Golden Triangle Museum District Paintout 2009

Saturday morning I was downtown by 9:30 a.m. It was chilly and overcast. I found a meter on 13th (15" for a quarter, with a two hour limit) as the schedule for the day was to paint along 13th Avenue from Speer to Pearl. There was so much activity, with the Sept 12 Tea Party at the Capitol a block to the north; and the cultural event at the art museum (PowWow), one block to the west, and artists all over the Byers-Evans Museum lawn. I decided to drive around and see what else I could find. I ended up at 10th and Acoma where I found free 2 hour parking and lots of parking places. Those places filled up within minutes as I came to find out that Channel 6 was having a street fair one block to the west of where I had setup to paint. All of these events would have made for good studies of import, but I was not feeling up to the challenge. Since I work during the week my time for participating in this 2 week event is limited. And I find working outside challenging enough without trying for moving targets. I chose this tomato red building instead. I thought it was funny that it had a Clamato Juice ad on it.

I went back Sunday afternoon and again went to 10th and Acoma and painted a vignette at Urban Roots. The owner was so sweet to me, and invited me back to paint inside their property and even in the shop if I so choose. I really did not want to get in the way of their customers as they were busy, but she assured me it was fine.
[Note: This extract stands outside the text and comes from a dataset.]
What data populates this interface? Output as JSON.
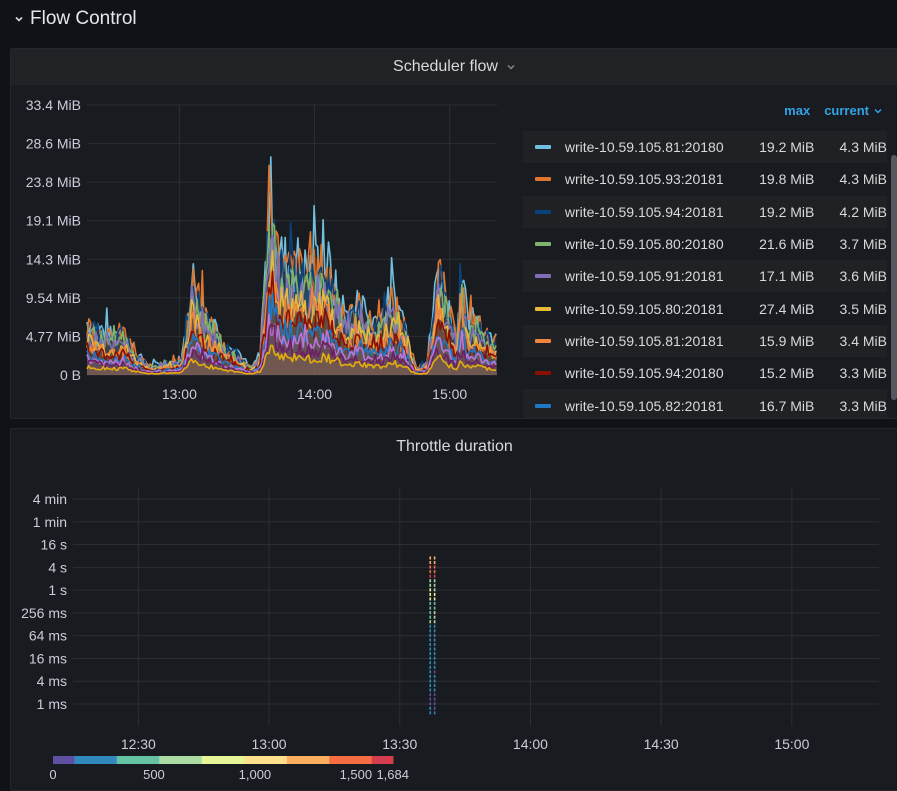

And to use their restroom and fridge and anything else I might need. The dark blue of the big dark pot is still not photographing well. Too much glare/reflected light on the brushstrokes. The dark of the underside of the fountain is also coming in too light. I have taken so many photographs of this painting, I am quite sick of it. I will try again this weekend as the deadline for submitting is fast approaching. This does give you the general idea, if not the correct value relationship.


Jim said...

Try a diffusion screen between the lights and the painting. A layer or two of old sheer type curtain material, (white or very light in color), a foot or so in front of the light. This should cut the glare nearly out, but will cause a slight increase in exposure. A little experimentation will help.

victoriasart said...

I will give it a try; it is the wet paint reflection syndrome I always seem to come up against in my eagerness to photograph my work.